Abstract: There is clinical and scientific interest in developing local anesthetics with prolonged durations of effect from single injections. The need for such is highlighted by the current opioid epidemic. Site 1 sodium channel blockers such as tetrodotoxin (TTX) are extremely potent, and can provide very long nerve blocks but the duration is limited by the associated systemic toxicity.
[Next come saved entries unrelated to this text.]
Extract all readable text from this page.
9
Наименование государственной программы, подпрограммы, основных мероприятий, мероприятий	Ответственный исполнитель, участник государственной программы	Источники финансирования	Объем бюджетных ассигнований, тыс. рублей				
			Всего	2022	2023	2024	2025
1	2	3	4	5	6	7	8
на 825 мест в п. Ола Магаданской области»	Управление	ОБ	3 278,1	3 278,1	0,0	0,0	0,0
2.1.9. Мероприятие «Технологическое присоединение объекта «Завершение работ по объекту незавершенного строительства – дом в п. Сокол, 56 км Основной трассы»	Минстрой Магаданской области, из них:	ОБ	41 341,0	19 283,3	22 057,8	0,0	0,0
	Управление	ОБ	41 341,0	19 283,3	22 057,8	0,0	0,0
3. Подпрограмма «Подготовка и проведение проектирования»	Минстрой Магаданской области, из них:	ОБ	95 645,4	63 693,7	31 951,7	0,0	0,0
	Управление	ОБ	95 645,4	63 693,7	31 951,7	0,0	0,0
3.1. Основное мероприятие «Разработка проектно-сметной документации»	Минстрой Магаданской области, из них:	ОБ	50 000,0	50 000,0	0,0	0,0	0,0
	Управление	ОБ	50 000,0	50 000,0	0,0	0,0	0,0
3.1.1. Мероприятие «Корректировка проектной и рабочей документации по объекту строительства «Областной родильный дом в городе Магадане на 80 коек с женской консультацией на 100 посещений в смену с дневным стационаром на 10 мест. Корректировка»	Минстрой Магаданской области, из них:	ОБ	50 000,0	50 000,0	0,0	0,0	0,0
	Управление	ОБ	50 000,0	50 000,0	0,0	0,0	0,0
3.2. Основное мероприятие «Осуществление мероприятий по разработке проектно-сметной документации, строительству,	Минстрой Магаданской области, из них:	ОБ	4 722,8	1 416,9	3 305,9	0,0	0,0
Here we report a system where slow release of TTX conjugated to a biocompatible and biodegradable polymer, poly(triol dicarboxylic acid)-co-poly(ethylene glycol) (TDP) is achieved by hydrolysis of ester linkages. Nerve block by the released TTX is enhanced by administration in a carrier with chemical permeation enhancer properties. TTX release can be adjusted by tuning the hydrophilicity of the TDP polymer backbone. In vivo, 1.0–80.0 μg of TTX released from these polymers produced a range of durations of nerve block, from several hours to 3 days, with minimal systemic or local toxicity.